Translations of food descriptions into English rarely help and often make the dish far less appetizing. I’d rather be left to my ignorance of the original Chinese and take my chances. Just guessing at the Pinyin would be so much safer than actually reading “brown sauce from duck entrails,” for example.

There has to be a point at which signage translation into English crosses the line from useful to being more effort than it is worth to make sense of the grammar. I don’t have a ready example, but sometimes signage translations here are so muddled that you’d spend your time better looking for non-textual clues than trying to decipher the English. (Of course, sometimes it is worth it to read.)

Hyphenated translations from a culture whose language never needs hyphenation reminds you how strange it is to see hyphenation done improperly. To native speakers, the hyphen can only intrude at certain places in a word and certainly never to begin a line. Here, the hyphen is much bolder, splitting words wherever it damn well pleases. I like this.
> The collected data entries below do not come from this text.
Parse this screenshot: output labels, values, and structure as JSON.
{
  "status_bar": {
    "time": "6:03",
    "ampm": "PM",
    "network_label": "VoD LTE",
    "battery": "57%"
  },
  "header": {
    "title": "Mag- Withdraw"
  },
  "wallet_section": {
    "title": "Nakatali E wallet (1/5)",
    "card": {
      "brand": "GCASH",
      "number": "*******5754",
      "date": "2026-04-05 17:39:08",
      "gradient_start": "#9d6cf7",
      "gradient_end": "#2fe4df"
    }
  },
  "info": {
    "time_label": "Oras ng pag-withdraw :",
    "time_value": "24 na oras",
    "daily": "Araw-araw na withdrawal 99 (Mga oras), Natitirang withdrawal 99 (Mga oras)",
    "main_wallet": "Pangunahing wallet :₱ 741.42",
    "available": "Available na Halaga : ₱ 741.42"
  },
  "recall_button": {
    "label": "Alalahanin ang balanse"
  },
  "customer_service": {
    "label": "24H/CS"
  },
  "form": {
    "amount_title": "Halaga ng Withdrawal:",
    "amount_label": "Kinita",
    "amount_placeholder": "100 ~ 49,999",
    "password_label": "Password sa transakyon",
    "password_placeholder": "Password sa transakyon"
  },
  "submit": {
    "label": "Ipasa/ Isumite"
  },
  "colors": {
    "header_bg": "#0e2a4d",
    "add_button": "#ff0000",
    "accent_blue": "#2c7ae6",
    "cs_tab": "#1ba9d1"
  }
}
Punctuation with chutzpah.

See also: Words Are Pretty. (Seems to have stagnated of late, but I am banking on it revving back up.)

One response to “Some thoughts on translation”

  1. GC says :

    Your translation comment reminded me of a site I saw a couple of months ago. Check out engrish.com for some humerous applications of asian (mostly japanese) translations into english (or just misuse of english) in signage.